The men say most of the abuse happened in a white house on campus, thus their name the "White House Boys."
While their abuse claims date back 50 or more years, the Department of Justice has recently found abuse at Dozier and the Jackson Juvenile Offender Center in Marianna, Florida.
A 28-page investigative report indicates staff used excessive force on kids. For minor infractions, kids were inappropriately isolated, staff was not appropriately trained and youth had their safety compromised.
"We feel very good about these claims, allegations being brought to light and being justified," said Kiser.
While both state sites were closed earlier this year, the Justice Department notes that the problems found at Dozier could be happening at other juvenile facilities in the state.

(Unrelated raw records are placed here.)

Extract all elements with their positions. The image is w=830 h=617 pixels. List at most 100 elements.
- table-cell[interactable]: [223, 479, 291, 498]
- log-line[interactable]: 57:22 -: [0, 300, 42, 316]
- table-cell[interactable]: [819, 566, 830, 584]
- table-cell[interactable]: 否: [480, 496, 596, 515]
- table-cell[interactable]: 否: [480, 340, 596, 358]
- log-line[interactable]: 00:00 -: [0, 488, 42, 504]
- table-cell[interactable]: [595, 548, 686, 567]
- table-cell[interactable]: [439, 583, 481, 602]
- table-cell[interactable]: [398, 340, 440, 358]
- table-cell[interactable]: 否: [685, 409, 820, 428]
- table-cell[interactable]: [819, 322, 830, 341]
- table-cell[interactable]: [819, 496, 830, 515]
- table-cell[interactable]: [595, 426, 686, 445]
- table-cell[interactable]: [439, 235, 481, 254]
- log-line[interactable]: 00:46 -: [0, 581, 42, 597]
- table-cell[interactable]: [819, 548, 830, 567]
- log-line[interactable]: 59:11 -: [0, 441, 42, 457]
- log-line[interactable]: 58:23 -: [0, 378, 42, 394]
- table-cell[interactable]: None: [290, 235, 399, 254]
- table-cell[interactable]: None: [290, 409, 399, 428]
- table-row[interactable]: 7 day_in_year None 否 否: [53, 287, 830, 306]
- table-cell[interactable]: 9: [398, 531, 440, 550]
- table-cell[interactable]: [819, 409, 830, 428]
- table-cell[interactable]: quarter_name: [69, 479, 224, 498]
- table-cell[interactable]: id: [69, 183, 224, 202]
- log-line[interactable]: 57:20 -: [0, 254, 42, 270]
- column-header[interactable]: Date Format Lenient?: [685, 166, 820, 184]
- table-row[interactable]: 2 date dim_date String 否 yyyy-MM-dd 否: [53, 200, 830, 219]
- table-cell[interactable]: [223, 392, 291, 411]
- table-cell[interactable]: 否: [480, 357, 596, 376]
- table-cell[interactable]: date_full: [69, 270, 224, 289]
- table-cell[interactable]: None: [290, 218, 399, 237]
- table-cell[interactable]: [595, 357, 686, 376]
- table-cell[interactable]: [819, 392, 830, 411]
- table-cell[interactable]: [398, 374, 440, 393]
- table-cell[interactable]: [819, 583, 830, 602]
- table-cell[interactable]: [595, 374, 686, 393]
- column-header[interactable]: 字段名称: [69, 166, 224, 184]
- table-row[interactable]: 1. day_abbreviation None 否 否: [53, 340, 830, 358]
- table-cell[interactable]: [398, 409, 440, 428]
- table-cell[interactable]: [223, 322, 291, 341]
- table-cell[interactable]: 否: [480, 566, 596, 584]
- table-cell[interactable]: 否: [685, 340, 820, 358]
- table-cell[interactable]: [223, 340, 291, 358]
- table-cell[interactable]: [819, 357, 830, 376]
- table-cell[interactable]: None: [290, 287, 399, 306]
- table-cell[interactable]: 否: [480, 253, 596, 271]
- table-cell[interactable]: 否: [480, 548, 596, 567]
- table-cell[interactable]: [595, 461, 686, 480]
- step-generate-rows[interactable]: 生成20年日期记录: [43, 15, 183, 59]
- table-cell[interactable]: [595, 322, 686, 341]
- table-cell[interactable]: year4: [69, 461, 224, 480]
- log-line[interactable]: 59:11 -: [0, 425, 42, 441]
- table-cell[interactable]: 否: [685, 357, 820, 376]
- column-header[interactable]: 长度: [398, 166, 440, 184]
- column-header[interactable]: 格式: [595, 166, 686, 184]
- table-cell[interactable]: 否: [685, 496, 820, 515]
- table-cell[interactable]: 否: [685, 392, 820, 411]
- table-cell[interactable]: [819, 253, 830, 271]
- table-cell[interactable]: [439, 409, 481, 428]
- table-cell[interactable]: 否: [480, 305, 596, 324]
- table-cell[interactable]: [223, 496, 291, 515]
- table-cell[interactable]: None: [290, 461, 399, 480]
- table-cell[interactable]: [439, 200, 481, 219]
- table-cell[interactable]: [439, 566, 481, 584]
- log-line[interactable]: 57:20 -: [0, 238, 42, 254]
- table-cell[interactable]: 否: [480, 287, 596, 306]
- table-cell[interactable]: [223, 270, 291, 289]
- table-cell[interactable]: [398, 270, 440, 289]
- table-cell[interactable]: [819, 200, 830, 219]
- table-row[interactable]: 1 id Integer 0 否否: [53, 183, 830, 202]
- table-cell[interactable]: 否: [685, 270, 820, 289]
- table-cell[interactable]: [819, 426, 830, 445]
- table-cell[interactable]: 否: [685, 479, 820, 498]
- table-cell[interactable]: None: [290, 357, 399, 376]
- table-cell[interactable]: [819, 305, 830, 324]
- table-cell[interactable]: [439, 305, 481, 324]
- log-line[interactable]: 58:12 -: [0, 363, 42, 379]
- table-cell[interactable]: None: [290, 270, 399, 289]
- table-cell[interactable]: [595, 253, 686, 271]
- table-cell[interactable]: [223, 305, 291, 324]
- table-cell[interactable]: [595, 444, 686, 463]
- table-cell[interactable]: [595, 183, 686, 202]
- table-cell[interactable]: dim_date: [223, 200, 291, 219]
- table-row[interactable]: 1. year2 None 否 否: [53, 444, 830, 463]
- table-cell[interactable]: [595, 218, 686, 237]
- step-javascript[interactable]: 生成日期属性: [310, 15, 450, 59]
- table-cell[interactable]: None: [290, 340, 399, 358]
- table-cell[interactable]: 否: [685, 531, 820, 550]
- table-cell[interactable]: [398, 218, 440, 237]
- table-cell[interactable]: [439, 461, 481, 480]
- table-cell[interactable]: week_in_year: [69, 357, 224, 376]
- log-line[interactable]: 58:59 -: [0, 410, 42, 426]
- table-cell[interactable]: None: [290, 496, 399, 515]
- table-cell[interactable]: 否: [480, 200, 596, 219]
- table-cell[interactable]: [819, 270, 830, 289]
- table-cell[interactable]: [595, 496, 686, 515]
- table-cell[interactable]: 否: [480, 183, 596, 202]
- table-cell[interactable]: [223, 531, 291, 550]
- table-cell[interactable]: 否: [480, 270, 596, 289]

Florida's Department of Juvenile Justice spokesman C.J. Drake disagrees, saying, "The issues and concerns raised in the investigative report....(are) confined to the closed facility and are not duplicated elsewhere in the DJJ system. We have taken and will continue to take swift and appropriate action to address any conduct that violates laws, policies or the safety and dignity of the youth in our care."
"Gee, I thought DJJ said there was never a problem in that school. That tells the story right there," said Kiser.
An FDLE report released in 2010 did not confirm or deny the White House Boy claims. Kiser said the group has not given up on Florida acknowledging their abuse. And until it does, Kiser says they have a job to do.
"We are watching them like hawks. We have been all over the state of Florida watching every institution."